FloatingPointValue.ofDoubleUnrounded constructor

  1. @internal
FloatingPointValue.ofDoubleUnrounded(
  1. double inDouble, {
  2. required int exponentWidth,
  3. required int mantissaWidth,
})

Convert a floating point number into a FloatingPointValue representation.

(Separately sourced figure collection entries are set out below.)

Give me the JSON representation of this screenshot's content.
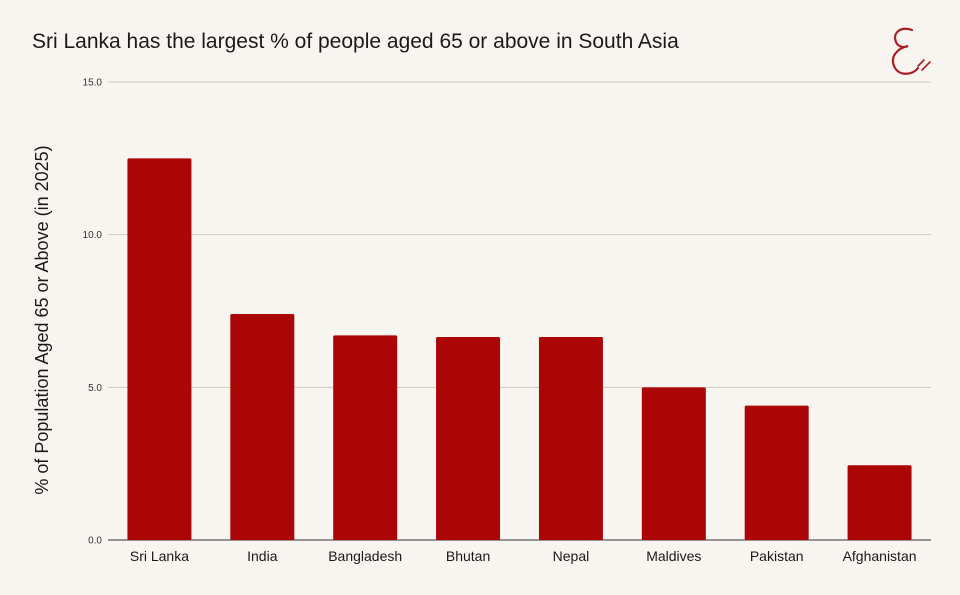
{
  "logo_color": "#a91d22",
  "chart_data": {
    "type": "bar",
    "title": "Sri Lanka has the largest % of people aged 65 or above in South Asia",
    "xlabel": "",
    "ylabel": "% of Population Aged 65 or Above (in 2025)",
    "categories": [
      "Sri Lanka",
      "India",
      "Bangladesh",
      "Bhutan",
      "Nepal",
      "Maldives",
      "Pakistan",
      "Afghanistan"
    ],
    "values": [
      12.5,
      7.4,
      6.7,
      6.65,
      6.65,
      5.0,
      4.4,
      2.45
    ],
    "ylim": [
      0,
      15
    ],
    "yticks": [
      "0.0",
      "5.0",
      "10.0",
      "15.0"
    ],
    "bar_color": "#ac0505",
    "grid": true
  }
}
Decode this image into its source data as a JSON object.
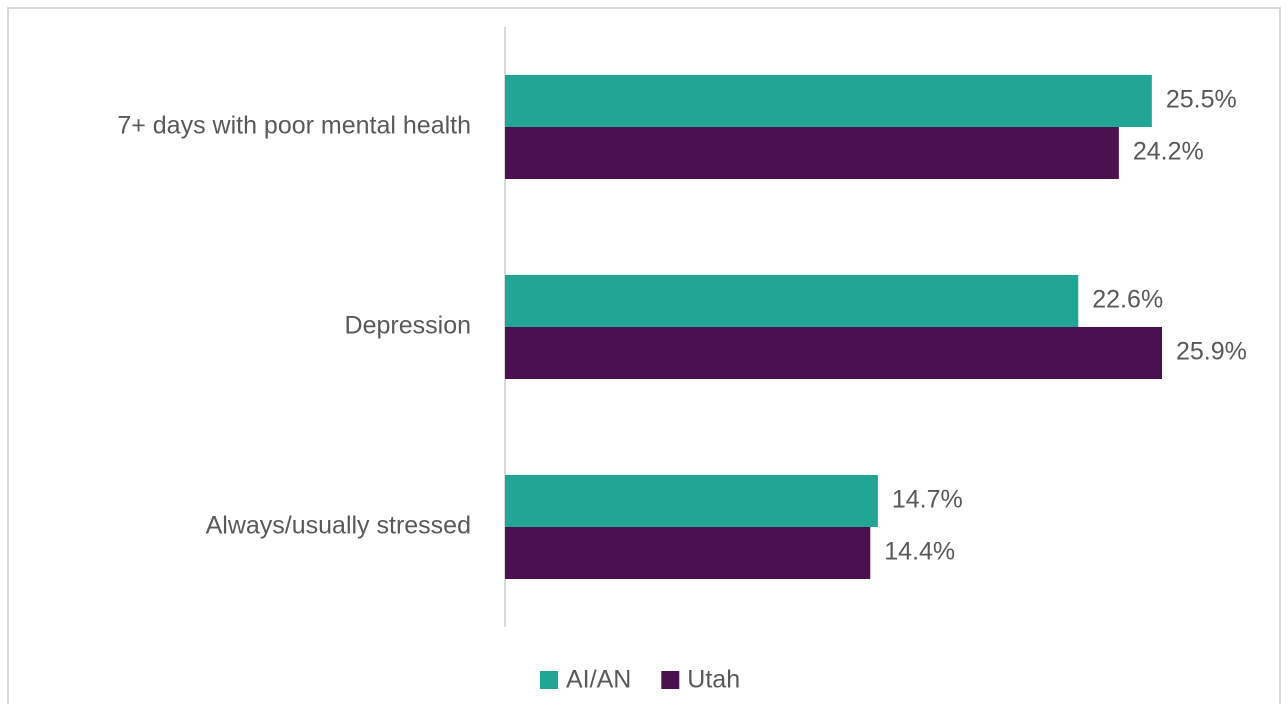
{
  "chart_data": {
    "type": "bar",
    "orientation": "horizontal",
    "categories": [
      "7+ days with poor mental health",
      "Depression",
      "Always/usually stressed"
    ],
    "series": [
      {
        "name": "AI/AN",
        "color": "#21a695",
        "values": [
          25.5,
          22.6,
          14.7
        ],
        "value_labels": [
          "25.5%",
          "22.6%",
          "14.7%"
        ]
      },
      {
        "name": "Utah",
        "color": "#4b1050",
        "values": [
          24.2,
          25.9,
          14.4
        ],
        "value_labels": [
          "24.2%",
          "25.9%",
          "14.4%"
        ]
      }
    ],
    "xlim": [
      0,
      30
    ],
    "legend": "bottom"
  }
}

This form performs NO ROUNDING.

Implementation

@internal
factory FloatingPointValue.ofDoubleUnrounded(double inDouble,
    {required int exponentWidth, required int mantissaWidth}) {
  if ((exponentWidth == 8) && (mantissaWidth == 23)) {
    return FloatingPoint32Value.ofDouble(inDouble);
  } else if ((exponentWidth == 11) && (mantissaWidth == 52)) {
    return FloatingPoint64Value.ofDouble(inDouble);
  }

  var doubleVal = inDouble;
  if (inDouble.isNaN) {
    return FloatingPointValue(
      exponent:
          LogicValue.ofInt(pow(2, exponentWidth).toInt() - 1, exponentWidth),
      mantissa: LogicValue.zero,
      sign: LogicValue.zero,
    );
  }
  LogicValue sign;
  if (inDouble < 0.0) {
    doubleVal = -doubleVal;
    sign = LogicValue.one;
  } else {
    sign = LogicValue.zero;
  }

  // If we are dealing with a really small number we need to scale it up
  var scaleToWhole = (doubleVal != 0) ? (-log(doubleVal) / log(2)).ceil() : 0;

  if (doubleVal < 1.0) {
    var myCnt = 0;
    var myVal = doubleVal;
    while (myVal % 1 != 0.0) {
      myVal = myVal * 2.0;
      myCnt++;
    }
    if (myCnt < scaleToWhole) {
      scaleToWhole = myCnt;
    }
  }

  // Scale it up to go beyond the mantissa and include the GRS bits
  final scale = mantissaWidth + scaleToWhole;
  var s = scale;

  var sVal = doubleVal;
  if (s > 0) {
    while (s > 0) {
      sVal *= 2.0;
      s = s - 1;
    }
  } else {
    sVal = doubleVal * pow(2.0, scale);
  }

  final scaledValue = BigInt.from(sVal);
  final fullLength = scaledValue.bitLength;

  var fullValue = LogicValue.ofBigInt(scaledValue, fullLength);
  var e = (fullLength > 0)
      ? fullLength - mantissaWidth - scaleToWhole
      : FloatingPointValue.computeMinExponent(exponentWidth);

  if (e <= -FloatingPointValue.computeBias(exponentWidth)) {
    fullValue = fullValue >>>
        (scaleToWhole - FloatingPointValue.computeBias(exponentWidth));
    e = -FloatingPointValue.computeBias(exponentWidth);
  } else {
    // Could be just one away from subnormal
    e -= 1;
    if (e > -FloatingPointValue.computeBias(exponentWidth)) {
      fullValue = fullValue << 1; // Chop the first '1'
    }
  }
  // We reverse so that we fit into a shorter BigInt, we keep the MSB.
  // The conversion fills leftward.
  // We reverse again after conversion.
  final exponent = LogicValue.ofInt(
      e + FloatingPointValue.computeBias(exponentWidth), exponentWidth);
  final mantissa =
      LogicValue.ofBigInt(fullValue.reversed.toBigInt(), mantissaWidth)
          .reversed;

  return FloatingPointValue(
    exponent: exponent,
    mantissa: mantissa,
    sign: sign,
  );
}